Toward safer thrombolytic agents in stroke: molecular requirements for NMDA receptor-mediated neurotoxicity

• Published in: Journal of cerebral blood flow and metabolism Vol. 28; no. 6; pp. 1212 - 1221
• Main Authors: Lopez-Atalaya, Jose P, Roussel, Benoit D, Levrat, Denis, Parcq, Jérôme, Nicole, Olivier, Hommet, Yannick, Benchenane, Karim, Castel, Hervé, Leprince, Jérôme, To Van, Denis, Bureau, Ronan, Rault, Sylvain, Vaudry, Hubert, Petersen, Karl-Uwe, Santos, Jana Sopkova-de Oliveira, Ali, Carine, Vivien, Denis
• Format: Journal Article
• Language: English
• Published: London, England SAGE Publications 01.06.2008; Lippincott Williams & Wilkins; Sage Publications Ltd; Nature Publishing Group
• Subjects: Amino Acid Sequence; Animals; Biological and medical sciences; Blood. Blood coagulation. Reticuloendothelial system; Catalytic Domain; Cell Behavior; Cells, Cultured; Cellular Biology; Chemical Sciences; Drug-Related Side Effects and Adverse Reactions; Fibrinolytic Agents; Fibrinolytic Agents - toxicity; Life Sciences; Medical sciences; Medicinal Chemistry; Mice; Models, Molecular; Molecular Sequence Data; Neurobiology; Neurology; Neurons; Neurons - drug effects; Neurons - metabolism; Neurons and Cognition; Pharmaceutical sciences; Pharmacology; Pharmacology.

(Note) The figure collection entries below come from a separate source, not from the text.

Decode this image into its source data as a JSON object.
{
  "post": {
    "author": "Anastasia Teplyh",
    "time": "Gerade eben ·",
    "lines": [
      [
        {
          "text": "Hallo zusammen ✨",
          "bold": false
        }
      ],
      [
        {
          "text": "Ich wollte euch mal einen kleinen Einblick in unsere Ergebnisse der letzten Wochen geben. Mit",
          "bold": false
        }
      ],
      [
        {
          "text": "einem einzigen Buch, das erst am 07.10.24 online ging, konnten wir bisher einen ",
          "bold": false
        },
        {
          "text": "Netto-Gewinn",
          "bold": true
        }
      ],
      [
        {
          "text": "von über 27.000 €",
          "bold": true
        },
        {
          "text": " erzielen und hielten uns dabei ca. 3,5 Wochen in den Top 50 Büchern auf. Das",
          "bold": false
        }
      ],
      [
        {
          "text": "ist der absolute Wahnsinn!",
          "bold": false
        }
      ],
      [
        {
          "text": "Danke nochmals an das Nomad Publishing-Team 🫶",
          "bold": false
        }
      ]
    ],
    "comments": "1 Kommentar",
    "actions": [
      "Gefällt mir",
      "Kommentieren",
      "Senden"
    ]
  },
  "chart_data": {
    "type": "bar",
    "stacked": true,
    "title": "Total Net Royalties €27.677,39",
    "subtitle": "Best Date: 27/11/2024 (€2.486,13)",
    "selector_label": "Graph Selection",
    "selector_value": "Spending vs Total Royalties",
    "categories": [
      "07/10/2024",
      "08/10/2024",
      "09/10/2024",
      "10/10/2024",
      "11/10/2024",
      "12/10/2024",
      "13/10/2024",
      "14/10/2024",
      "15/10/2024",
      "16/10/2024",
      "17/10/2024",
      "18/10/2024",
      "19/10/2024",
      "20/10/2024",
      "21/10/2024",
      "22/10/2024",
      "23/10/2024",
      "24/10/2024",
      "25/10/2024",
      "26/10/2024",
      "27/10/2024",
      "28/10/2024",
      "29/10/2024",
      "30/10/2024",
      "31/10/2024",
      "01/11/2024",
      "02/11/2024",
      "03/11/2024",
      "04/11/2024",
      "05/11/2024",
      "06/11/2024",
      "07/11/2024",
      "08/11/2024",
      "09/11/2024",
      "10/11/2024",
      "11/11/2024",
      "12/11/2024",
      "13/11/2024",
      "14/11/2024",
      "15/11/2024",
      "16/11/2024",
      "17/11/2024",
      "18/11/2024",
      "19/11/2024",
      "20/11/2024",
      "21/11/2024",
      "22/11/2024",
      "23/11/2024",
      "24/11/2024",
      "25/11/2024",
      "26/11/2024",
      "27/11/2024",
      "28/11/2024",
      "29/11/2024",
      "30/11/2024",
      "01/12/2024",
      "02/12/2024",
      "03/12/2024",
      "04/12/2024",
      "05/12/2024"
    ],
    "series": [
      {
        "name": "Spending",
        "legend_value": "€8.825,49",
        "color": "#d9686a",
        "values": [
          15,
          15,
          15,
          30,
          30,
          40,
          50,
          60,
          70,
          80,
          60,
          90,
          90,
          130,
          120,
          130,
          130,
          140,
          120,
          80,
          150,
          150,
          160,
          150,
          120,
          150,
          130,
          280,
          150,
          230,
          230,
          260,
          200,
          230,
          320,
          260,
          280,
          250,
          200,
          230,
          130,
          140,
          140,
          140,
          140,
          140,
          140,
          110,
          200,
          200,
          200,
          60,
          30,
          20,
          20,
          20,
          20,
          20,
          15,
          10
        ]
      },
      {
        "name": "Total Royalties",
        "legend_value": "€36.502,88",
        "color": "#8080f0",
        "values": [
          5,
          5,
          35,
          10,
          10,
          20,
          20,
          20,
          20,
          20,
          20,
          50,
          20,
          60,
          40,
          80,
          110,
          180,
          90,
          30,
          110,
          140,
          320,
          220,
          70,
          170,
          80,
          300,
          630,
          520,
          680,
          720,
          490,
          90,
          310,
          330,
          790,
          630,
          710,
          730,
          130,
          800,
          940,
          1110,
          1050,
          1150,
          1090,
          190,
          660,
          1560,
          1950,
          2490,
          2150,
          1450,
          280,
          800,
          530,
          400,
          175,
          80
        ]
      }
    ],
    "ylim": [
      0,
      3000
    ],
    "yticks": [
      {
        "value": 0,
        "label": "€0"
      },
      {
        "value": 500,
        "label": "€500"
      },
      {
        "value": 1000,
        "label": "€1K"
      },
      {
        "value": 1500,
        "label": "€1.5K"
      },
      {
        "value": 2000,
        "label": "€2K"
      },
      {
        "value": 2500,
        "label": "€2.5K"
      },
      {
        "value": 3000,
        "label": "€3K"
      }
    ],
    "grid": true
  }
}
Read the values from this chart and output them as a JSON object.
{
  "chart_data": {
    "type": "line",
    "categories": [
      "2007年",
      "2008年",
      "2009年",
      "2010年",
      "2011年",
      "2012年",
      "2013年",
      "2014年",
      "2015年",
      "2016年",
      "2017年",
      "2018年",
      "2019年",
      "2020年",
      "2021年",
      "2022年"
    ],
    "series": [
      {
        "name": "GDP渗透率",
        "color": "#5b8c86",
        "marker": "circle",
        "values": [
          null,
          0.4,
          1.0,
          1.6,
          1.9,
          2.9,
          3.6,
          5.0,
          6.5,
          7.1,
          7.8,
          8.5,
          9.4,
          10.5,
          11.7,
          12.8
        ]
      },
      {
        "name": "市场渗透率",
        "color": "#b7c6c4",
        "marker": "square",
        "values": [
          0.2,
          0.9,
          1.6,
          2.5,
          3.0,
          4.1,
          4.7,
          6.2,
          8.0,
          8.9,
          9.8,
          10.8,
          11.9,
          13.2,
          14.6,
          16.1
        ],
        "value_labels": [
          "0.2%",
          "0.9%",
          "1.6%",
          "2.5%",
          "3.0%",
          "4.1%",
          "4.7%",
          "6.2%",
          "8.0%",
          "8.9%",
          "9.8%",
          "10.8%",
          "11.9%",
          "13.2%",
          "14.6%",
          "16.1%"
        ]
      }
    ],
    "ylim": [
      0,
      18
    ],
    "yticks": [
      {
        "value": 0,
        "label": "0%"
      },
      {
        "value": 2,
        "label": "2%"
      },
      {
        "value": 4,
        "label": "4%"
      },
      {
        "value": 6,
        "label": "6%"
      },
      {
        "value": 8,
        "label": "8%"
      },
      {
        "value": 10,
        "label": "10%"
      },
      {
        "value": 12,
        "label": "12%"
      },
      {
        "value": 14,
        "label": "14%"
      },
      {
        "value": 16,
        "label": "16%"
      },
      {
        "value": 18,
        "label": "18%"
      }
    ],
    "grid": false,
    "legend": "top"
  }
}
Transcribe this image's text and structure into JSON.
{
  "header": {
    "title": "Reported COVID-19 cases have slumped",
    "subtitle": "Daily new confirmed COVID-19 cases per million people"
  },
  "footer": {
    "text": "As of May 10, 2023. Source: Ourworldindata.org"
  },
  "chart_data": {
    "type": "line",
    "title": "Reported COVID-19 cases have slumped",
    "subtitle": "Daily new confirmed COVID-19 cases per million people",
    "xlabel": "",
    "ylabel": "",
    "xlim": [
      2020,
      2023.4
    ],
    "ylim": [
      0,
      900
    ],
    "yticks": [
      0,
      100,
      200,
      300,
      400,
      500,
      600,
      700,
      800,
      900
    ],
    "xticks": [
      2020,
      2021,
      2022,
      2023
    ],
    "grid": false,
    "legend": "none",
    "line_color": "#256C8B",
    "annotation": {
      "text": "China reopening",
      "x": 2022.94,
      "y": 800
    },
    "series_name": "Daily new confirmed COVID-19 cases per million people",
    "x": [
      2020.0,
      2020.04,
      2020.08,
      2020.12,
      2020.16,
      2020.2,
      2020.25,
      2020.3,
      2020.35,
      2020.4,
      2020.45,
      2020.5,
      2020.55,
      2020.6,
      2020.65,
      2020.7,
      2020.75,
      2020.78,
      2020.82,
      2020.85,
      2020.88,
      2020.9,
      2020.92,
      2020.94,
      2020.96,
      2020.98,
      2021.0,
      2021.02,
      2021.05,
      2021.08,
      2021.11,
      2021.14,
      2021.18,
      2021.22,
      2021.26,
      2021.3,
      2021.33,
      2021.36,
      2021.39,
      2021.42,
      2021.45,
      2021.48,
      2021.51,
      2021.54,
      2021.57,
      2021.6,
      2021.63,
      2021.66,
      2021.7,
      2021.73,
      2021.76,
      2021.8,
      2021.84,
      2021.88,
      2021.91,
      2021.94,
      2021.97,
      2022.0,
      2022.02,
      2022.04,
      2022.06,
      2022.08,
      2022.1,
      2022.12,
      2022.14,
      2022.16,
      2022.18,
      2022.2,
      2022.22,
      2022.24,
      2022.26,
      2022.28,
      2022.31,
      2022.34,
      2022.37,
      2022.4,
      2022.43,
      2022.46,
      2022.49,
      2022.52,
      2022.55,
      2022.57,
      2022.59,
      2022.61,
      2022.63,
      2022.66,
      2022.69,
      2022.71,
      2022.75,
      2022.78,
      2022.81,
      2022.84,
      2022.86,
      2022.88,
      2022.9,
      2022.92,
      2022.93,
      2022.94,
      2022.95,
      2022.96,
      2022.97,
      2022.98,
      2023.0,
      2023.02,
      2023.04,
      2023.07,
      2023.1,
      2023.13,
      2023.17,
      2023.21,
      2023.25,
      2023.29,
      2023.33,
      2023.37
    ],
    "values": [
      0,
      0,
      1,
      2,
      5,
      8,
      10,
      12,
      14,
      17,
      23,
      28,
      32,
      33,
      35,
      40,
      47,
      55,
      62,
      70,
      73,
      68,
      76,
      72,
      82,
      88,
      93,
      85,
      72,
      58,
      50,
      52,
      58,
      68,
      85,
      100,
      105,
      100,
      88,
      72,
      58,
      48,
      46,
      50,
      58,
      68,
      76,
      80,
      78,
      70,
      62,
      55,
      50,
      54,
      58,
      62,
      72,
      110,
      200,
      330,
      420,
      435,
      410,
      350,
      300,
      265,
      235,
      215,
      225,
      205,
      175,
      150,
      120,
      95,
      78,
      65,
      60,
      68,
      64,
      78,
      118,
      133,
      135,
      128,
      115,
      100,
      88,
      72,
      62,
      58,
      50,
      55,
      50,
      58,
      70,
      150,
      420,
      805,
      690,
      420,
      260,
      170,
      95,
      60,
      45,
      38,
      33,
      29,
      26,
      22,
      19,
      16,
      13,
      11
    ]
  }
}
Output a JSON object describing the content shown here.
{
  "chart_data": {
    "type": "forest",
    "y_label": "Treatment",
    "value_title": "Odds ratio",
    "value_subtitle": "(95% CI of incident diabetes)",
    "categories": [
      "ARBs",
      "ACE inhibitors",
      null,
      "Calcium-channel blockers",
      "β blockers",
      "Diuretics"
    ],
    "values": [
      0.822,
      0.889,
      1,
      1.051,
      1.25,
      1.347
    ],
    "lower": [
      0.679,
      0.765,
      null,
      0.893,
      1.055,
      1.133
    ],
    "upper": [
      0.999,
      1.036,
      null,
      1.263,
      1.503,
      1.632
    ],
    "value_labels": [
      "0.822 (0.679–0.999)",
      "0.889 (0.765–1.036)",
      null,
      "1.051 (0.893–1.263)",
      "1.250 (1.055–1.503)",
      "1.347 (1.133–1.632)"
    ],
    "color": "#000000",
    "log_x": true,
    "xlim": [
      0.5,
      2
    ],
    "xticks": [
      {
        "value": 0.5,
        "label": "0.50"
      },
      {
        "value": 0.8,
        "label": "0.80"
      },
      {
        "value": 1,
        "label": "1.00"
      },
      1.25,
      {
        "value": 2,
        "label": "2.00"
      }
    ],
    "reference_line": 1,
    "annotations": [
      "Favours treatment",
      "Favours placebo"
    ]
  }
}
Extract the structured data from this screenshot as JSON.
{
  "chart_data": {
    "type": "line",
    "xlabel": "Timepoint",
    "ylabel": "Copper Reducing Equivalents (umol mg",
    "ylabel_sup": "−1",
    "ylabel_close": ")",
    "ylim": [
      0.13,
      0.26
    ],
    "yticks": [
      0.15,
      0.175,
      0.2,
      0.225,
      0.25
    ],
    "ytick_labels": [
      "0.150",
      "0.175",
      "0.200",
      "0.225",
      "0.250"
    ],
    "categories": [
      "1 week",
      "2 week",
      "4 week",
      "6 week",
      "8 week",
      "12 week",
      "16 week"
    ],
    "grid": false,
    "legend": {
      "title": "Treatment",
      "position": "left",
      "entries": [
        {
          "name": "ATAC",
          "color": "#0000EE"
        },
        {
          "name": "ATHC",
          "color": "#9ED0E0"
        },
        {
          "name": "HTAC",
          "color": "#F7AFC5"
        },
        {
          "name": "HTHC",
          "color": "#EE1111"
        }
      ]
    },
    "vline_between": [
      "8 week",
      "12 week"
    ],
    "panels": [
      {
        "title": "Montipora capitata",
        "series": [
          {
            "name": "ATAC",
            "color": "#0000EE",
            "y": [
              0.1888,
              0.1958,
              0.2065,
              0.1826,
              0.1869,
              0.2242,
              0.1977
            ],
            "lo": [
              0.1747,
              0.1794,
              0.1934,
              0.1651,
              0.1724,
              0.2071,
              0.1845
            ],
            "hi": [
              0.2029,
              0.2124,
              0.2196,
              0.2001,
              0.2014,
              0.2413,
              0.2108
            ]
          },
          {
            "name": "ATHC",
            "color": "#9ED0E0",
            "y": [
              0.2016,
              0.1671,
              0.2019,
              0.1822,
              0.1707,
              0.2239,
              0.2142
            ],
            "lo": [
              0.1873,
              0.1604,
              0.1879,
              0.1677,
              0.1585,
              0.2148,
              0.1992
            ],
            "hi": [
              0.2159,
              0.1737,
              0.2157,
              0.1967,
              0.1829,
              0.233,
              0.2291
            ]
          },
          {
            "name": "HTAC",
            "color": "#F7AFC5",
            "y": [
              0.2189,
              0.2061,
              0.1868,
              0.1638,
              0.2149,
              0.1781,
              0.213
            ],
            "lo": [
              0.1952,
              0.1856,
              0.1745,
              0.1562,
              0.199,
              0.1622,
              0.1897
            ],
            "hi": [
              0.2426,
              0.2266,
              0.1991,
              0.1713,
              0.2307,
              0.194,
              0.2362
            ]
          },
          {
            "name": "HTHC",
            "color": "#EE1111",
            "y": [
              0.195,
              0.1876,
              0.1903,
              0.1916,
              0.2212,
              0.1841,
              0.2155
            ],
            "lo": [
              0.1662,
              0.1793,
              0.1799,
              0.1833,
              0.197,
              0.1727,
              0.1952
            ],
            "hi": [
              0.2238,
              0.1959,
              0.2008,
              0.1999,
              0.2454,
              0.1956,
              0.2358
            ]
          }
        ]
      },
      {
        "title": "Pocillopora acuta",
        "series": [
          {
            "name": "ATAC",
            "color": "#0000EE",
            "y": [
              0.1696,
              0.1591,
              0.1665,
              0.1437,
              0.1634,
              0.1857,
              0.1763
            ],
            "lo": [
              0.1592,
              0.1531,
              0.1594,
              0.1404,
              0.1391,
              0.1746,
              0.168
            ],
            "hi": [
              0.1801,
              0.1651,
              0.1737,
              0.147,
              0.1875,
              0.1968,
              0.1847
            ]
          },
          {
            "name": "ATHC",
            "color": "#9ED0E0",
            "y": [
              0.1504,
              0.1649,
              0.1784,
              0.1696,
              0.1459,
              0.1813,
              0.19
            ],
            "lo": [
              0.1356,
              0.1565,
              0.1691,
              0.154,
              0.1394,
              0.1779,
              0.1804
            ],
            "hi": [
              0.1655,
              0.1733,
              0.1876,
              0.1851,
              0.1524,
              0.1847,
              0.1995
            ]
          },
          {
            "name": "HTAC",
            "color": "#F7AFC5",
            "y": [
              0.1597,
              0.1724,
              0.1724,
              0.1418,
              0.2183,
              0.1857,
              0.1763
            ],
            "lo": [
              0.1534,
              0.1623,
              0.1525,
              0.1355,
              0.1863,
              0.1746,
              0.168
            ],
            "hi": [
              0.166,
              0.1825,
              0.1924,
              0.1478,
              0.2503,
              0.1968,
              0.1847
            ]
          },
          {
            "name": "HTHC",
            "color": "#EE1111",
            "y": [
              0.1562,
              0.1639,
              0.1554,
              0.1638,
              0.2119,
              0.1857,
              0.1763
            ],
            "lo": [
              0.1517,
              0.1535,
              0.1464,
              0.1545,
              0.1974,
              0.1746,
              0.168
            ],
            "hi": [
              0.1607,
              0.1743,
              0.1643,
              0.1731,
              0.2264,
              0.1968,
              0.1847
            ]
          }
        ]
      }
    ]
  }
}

Drug treatments; Plasminogen Activators; Plasminogen Activators - metabolism; Protein Binding; Protein Structure, Quaternary; Receptors, N-Methyl-D-Aspartate; Receptors, N-Methyl-D-Aspartate - chemistry; Receptors, N-Methyl-D-Aspartate - genetics; Receptors, N-Methyl-D-Aspartate - metabolism; Signal Transduction; Stroke; Stroke - metabolism; Tissue Culture Techniques; Tissue Plasminogen Activator; Tissue Plasminogen Activator - chemistry; Tissue Plasminogen Activator - metabolism; Vascular diseases and vascular malformations of the nervous system; thrombolysis; kringle; neurotoxicity; stroke; Vascular disease; Stroke; Nervous system diseases; Central nervous system disease; Cardiovascular disease; NMDA receptor; Cerebrovascular disease; Cerebral disorder
• ISSN: 0271-678X; 1559-7016
• DOI: 10.1038/jcbfm.2008.14

Current thrombolytic therapy for acute ischemic stroke with tissue-type plasminogen activator (tPA) has clear global benefits. Nevertheless, evidences argue that in addition to its prohemorrhagic effect, tPA might enhance excitotoxic necrosis. In the brain parenchyma, tPA, by binding to and then cleaving the amino-terminal domain (ATD) of the NR1 subunit of N-methyl-d-aspartate (NMDA) glutamate receptors, increases calcium influx to toxic levels. We show here that tPA binds the ATD of the NR1 subunit by a two-sites system (KD=24 nmol/L). Although tenecteplase (TNK) and reteplase also display two-sites binding profiles, the catalytically inactive mutant TNKS478A displays a one-site binding profile and desmoteplase (DSPA), a kringle 2 (K2) domain-free plasminogen activator derived from vampire bat, does not interact with NR1. Moreover, we show that in contrast to tPA, DSPA does not promote excitotoxicity. These findings, together with three-dimensional (3D) modeling, show that a critical step for interaction of tPA with NR1 is the binding of its K2 domain, followed by the binding of its catalytic domain, which in turn cleaves the NR1 subunit at its ATD, leading to a subsequent potentiation of NMDA-induced calcium influx and neurotoxicity. This could help design safer new generation thrombolytic agents for stroke treatment.